Dalam klinis solusio plasenta dibagi dalam berat ringannya gambaran klinik sesuai dengan luasnya permukaan plasenta yang terlepas, yaitu solusio plasenta ringan, solusio plasenta sedang, dan solusio plasenta berat. Solusio plasenta ringan biasanya baru diketahui setelah plasenta lahir dengan adanya hematoma yang tidak luas pada permukaan maternal atau ada ruptura sinus marginalis. Pembagian secara klinik ini baru definitive bila ditinjau retrospektif karena solusio plasenta sifatnya berlangsung progesif yang berarti solusio plasenta yang ringan bisa berkembang menjadi lebih berat dari waktu ke waktu. Keadaan umum penderita bisa menjadi buruk apabila perdarahan cukup banyak pada kategori concealed hemorrhage.

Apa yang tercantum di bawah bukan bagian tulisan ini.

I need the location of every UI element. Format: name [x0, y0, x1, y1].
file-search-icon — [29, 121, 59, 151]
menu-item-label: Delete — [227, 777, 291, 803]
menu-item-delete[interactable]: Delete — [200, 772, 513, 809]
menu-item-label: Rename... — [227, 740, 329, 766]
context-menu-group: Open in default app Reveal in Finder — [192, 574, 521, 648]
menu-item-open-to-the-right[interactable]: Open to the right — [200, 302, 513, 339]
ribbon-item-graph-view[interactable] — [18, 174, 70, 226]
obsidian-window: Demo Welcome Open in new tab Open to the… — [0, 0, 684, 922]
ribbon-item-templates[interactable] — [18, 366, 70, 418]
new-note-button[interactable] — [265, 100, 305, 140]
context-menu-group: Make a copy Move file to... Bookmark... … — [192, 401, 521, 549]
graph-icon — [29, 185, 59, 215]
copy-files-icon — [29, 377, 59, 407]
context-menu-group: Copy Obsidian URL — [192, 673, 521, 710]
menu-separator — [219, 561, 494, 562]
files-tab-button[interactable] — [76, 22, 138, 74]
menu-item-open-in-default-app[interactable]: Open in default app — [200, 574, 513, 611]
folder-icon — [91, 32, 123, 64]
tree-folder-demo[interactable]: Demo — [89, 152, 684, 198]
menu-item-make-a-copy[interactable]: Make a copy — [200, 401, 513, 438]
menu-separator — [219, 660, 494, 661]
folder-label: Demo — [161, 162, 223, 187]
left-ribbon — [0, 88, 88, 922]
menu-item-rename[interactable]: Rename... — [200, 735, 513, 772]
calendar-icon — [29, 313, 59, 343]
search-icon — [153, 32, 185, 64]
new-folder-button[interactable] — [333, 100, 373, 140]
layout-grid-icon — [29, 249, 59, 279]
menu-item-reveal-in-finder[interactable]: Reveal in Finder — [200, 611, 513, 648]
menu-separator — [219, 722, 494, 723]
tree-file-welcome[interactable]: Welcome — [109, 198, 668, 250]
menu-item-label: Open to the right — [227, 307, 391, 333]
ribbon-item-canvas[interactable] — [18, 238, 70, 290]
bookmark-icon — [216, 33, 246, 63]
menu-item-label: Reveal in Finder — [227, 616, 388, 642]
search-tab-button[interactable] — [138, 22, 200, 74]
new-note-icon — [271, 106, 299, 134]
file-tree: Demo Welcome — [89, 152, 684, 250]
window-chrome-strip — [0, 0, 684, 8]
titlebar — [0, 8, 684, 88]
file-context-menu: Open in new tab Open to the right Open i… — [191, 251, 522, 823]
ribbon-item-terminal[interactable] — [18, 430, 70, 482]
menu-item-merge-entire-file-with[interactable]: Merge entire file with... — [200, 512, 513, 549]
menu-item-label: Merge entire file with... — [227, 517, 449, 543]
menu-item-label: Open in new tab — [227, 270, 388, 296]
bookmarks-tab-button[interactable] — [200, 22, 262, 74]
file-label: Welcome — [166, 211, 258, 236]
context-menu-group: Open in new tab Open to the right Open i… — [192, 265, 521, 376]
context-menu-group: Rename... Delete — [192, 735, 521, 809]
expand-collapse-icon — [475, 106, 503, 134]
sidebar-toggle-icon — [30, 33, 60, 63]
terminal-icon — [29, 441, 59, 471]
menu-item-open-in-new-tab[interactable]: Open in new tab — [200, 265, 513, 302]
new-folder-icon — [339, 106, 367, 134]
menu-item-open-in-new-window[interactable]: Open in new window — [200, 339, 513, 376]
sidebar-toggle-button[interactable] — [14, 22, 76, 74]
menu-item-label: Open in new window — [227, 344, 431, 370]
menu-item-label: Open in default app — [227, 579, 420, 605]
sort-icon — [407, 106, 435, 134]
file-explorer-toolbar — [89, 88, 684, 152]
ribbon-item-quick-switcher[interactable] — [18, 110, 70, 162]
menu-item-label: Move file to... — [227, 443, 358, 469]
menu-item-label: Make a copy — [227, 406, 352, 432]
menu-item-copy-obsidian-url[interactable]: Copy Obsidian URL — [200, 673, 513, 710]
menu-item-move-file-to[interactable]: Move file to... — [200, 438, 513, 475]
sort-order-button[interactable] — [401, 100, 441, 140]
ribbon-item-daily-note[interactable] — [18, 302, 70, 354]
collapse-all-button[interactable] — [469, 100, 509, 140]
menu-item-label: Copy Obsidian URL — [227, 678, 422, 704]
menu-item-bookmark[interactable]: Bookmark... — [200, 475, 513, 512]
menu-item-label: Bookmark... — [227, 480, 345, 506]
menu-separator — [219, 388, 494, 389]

2)      Solusio plasenta ringan
   Luas plasenta yang terlepas tidak sampai 25%, atau ada yang menyebutkan kurang dari 1/6 bagian. Jumlah darah yang krluar biasanya kurang dari 250 ml. tumpahan darah yang keluar terlihat seperti pada haid bervariasi dari sedikit sampai seperti menstruasi yang banyak. Gejala-gejala perdarahan sukar dibedakan dari plasenta previa kecuali warna darah yang kehitaman. Komplikasi terhadap ibu dan janin belum ada.
3)      Solusio plasenta sedang
Luas plasenta yang terlepas telah melebihi 25%, tetapi belum mencapai separuhnya (50%). Jumlah darah yang keluar lebih banyak dari 250 ml tetapi belum mencapai 1.000 ml. Umumnya pertumpahan darah terjadi ke luar dan ke dalam bersama-sama. Gejala-gejala dan tanda-tanda sudah jelas seperti rasa nyeri pada perut yang terus menerus, denyut jantung janin menjedi cepat, hipotensi dan takikardia.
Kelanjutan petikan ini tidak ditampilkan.